After decades, the software development industry — led by the Cybersecurity Infrastructure Security Agency — is finally implementing a secure-by-design framework. Secure-by-design mandates that cybersecurity is at the foundation of the software development process, and one of its core tenets is requiring the cataloging of every software development component — a software bill of materials (SBOM) — to bolster security and resiliency. Finally, security is replacing speed as the most critical go-to-market factor.
Securing AI Designs
AI needs something similar. The AI feedback loop prevents common past cybersecurity defense techniques, such as tracking malware signatures, building perimeters around network resources, or scanning human-written code for vulnerabilities. We must make secure AI designs a requirement during the technology's infancy so AI can be made secure long before Pandora's box is opened.
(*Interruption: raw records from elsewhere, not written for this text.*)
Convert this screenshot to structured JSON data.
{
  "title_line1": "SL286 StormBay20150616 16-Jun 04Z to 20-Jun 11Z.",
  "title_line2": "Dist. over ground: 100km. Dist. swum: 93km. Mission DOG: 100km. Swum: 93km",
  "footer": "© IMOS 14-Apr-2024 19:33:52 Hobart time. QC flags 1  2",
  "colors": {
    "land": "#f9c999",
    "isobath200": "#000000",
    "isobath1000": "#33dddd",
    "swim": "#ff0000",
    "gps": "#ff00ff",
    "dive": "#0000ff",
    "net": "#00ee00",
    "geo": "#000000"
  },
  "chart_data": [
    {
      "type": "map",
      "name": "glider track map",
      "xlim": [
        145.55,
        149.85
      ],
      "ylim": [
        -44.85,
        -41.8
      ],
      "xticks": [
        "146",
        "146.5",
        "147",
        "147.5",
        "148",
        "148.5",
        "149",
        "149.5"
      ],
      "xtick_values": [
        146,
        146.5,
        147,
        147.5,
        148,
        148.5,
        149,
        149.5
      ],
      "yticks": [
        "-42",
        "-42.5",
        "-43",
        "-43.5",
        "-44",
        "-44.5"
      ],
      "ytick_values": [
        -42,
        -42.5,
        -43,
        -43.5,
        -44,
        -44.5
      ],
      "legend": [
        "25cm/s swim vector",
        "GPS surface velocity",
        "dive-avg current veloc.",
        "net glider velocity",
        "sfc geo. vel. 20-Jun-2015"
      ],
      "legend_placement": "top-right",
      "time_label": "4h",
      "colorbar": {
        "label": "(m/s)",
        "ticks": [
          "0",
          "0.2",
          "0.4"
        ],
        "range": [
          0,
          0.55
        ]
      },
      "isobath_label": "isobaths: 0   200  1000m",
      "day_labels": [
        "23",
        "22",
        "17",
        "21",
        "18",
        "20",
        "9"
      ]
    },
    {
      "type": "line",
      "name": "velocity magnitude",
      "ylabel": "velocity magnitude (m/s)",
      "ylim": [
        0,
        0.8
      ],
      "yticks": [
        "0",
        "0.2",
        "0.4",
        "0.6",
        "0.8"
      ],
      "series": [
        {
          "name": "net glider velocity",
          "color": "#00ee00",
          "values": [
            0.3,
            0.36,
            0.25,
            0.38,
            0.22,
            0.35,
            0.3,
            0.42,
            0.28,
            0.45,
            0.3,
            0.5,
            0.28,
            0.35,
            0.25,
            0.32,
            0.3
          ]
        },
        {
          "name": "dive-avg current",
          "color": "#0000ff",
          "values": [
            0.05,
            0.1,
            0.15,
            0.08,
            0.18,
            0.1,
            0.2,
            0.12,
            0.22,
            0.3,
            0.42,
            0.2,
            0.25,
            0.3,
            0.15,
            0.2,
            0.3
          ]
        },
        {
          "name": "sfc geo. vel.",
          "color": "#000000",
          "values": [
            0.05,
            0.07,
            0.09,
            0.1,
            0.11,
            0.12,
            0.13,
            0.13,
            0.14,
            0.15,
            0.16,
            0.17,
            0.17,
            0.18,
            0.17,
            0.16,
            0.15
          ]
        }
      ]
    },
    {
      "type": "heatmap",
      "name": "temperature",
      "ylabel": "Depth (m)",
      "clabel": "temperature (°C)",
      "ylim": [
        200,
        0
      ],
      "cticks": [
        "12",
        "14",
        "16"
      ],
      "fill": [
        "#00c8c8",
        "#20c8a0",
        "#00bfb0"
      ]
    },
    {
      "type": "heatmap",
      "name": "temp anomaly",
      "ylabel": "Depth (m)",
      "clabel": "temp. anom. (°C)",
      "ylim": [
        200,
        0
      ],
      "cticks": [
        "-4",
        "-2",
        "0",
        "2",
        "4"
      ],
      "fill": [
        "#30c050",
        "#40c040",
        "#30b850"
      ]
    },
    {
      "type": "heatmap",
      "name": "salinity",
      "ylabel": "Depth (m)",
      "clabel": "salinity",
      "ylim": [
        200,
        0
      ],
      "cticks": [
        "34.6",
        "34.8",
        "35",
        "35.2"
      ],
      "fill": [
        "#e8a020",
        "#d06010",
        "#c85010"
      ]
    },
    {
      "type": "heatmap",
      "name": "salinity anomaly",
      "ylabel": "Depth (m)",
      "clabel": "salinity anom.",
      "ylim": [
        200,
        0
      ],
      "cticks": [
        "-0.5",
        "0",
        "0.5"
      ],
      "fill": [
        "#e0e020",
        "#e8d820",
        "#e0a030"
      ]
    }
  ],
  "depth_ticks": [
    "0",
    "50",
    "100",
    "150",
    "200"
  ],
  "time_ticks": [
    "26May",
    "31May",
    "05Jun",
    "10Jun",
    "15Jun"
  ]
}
So, how do we solve this problem? We should take a page out of the world of academia. We train students with highly curated training data, interpreted and conveyed to them through an industry of teachers. We continue this approach to teach adults, but adults are expected to do more data curation themselves.
AI model training needs to take a two-stage curated data approach. To start, base AI models would be trained using current methodologies using massive amounts of less-curated data sets. These base large language models (LLMs) would be roughly analogous to a newborn baby. The base-level models would then be trained with highly curated data sets similar to how kids are taught and raised to become adults.
The effort to build large, curated training data sets for all types of goals will not be small. This is analogous to all the effort that parents, schools, and society put into providing a quality environment and quality information for children as they grow into (hopefully) functioning, value-added contributors to society. That is the level of effort required to build quality data sets to train quality, well-functioning, minimally corrupted AI models, and it could lead to a whole industry of AI and humans working together to teach AI models to be good at their goal job.
The state of today's AI training process shows some signs of this two-stage process. But, due to the infancy of GenAI technology and the industry, too much training takes the less curated, stage-one approach.
When it comes to AI security, we can't afford to wait an hour, let alone a decade. AI needs a 23andMe application that enables the full review of "algorithm genealogy" so developers can fully comprehend the "family" history of AI to prevent chronic issues from replicating, infecting the critical systems we rely on every day, and creating economic and societal harm that may be irreversible.
Our national security depends on it.